Computer software related to careers in CAD/Engineering Graphics is becoming extremely powerful in its ability and intelligence. Software such as Solidworks and Inventor allows the student to go beyond just the normal two-dimension drafting of  CAD work into the areas of assemblies, simulated assemblies, FEA testing, injection molds, mold flow, and much, much more.  Lauts and his team also noticed that texts and other information started referring to titles in Engineering more than CAD, titles such as Engineering Drawing and Design, and Technical Drawing with Engineering Graphics.  Consequently, they found the name for the change right in front of them: Engineering Graphics.

 

The name change also led student discussions into continuing education and what the program could do to increase their abilities for possible transfer into higher education institutions.
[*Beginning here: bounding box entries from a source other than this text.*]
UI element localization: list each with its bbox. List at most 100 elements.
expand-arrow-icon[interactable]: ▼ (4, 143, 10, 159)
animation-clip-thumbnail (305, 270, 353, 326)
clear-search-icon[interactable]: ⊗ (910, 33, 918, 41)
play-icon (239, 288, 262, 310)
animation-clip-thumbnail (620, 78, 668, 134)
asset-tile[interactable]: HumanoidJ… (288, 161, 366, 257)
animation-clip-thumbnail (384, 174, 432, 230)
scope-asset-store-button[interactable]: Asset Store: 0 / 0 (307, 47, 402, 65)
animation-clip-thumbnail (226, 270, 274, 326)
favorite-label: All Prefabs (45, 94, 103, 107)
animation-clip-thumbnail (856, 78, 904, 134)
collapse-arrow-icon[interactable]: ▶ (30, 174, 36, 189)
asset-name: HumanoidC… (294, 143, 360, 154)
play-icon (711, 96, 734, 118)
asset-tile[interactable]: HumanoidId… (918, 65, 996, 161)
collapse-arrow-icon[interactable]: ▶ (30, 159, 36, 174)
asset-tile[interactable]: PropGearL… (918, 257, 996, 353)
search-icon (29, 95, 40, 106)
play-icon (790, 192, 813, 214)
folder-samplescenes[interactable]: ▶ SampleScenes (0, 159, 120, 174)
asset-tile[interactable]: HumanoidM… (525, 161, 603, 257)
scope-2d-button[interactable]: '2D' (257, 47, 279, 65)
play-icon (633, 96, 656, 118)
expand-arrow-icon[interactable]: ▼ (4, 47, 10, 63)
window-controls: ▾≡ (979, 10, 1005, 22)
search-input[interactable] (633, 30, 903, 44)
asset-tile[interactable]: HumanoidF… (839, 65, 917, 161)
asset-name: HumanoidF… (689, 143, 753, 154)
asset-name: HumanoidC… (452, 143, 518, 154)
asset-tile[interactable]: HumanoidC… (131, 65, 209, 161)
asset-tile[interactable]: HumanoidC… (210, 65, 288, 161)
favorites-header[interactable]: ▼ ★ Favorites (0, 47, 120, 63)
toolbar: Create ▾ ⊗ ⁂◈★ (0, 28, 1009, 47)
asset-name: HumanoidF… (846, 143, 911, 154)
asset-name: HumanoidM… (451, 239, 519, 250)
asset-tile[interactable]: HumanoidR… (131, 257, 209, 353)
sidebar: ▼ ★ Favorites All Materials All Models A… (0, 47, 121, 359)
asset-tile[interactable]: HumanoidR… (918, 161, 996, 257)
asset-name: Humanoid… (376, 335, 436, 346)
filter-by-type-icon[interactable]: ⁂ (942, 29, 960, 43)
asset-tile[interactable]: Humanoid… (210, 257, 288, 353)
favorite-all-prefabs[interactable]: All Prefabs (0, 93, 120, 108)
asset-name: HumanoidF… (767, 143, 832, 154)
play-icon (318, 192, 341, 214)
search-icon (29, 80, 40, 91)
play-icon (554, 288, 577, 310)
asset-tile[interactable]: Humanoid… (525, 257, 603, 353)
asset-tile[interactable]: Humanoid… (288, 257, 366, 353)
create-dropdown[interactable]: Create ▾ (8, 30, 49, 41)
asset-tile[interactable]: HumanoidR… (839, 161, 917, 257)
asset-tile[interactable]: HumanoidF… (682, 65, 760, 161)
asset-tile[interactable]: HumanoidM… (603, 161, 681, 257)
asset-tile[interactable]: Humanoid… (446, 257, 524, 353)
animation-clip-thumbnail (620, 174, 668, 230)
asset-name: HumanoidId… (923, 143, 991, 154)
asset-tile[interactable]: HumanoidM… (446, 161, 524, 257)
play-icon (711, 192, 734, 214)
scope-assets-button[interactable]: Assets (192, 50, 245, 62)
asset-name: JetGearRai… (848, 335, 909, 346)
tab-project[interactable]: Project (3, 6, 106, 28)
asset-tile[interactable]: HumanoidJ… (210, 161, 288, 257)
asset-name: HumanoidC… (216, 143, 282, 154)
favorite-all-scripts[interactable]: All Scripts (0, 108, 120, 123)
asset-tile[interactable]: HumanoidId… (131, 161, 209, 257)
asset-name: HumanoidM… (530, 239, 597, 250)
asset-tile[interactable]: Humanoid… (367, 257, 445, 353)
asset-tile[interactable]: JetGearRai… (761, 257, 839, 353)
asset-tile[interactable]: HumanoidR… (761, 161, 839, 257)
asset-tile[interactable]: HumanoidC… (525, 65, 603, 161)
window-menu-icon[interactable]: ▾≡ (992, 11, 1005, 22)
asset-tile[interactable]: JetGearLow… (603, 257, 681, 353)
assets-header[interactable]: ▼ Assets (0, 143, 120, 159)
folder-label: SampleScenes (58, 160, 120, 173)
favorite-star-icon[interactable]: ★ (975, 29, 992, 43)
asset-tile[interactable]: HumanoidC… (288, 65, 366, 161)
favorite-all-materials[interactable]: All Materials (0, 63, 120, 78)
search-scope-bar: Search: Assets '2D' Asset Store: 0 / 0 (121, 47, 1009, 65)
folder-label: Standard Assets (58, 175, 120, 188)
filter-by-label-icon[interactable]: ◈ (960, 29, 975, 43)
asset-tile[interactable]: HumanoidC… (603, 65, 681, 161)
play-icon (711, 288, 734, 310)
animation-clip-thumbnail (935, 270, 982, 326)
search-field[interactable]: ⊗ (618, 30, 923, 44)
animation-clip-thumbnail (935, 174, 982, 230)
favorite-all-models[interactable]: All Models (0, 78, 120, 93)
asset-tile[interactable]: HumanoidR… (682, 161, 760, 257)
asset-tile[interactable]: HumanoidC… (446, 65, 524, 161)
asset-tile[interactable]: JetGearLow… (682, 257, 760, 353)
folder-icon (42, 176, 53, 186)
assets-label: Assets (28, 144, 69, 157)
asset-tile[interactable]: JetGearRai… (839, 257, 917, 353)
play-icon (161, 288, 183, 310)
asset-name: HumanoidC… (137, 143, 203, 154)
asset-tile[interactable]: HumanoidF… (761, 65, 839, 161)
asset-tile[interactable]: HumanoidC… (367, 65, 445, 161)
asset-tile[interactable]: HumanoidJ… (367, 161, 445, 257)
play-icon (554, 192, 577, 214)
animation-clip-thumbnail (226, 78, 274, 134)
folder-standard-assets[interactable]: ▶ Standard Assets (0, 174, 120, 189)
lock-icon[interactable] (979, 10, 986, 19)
The team contacted several institutions with transfer-related questions.  The Benedictine College Engineering Department was very helpful in providing information on the transfer of credit and in the growth of the EGT program Consensus suggestions on transferring and student advising were to get current students into Engineering Graphics:  higher math skills, chemistry, and physics.  Researching equivalency courses with an Engineering goal in mind, the team found many of them are already offered at HCC.  So, a Highland Tech Center student interested in Engineering/Engineering Technology has the opportunity to graduate with core courses that are transferable, along with Engineering Graphics.  

 

The next goal is to have the Engineering Graphics courses offered at the Tech Center be accepted as transferable.  In its archive of courses, HCC has Engineering Graphics I, Engineering Graphics II, Individual Study Project I, and Individual Study Project II.  Lauts and his team hope to add their series of Engineering Graphics classes to the list.

 

Technologies is also part of the new name.  Previously, Lauts decided to increase the program’s abilities by adding a prototyping printer, the ZPrinter, a fantastic new addition that allowed students to actually transfer what they were drawing on the computer screen into a three-dimensional (3D) solid they could see and touch.  The concept was to design a component and examine it prior to manufacturing, teaching students cost and development as well as technology.

 

Along with the printer, Lauts added a NextEngine 3D scanner to instruct the concept of Reverse Engineering, highly used by Jay Leno and crew in his rare car restoration, reconstructing auto parts that are totally unavailable.  Today the program has added other new pieces to its collection of technology -- a Tormach Mill with a duality lathe and a Syil CNC Lathe.  They also teamed with the Building Construction Technology program to apply for and receive a CNC EZRouter.  The Engineering Graphics and Technologies program will instruct students on the vector graphics and operation of the CNC.  In the future, Lauts hopes to add a small Laser Engraving/Cutting system to the program’s inventory of technologies.

 

By recognizing the market change and increasing its engineering and technologies focus, the program goal is to increase its students’ knowledge base, prepare students for continuing education, and equip them with the advanced skills needed and required by industry.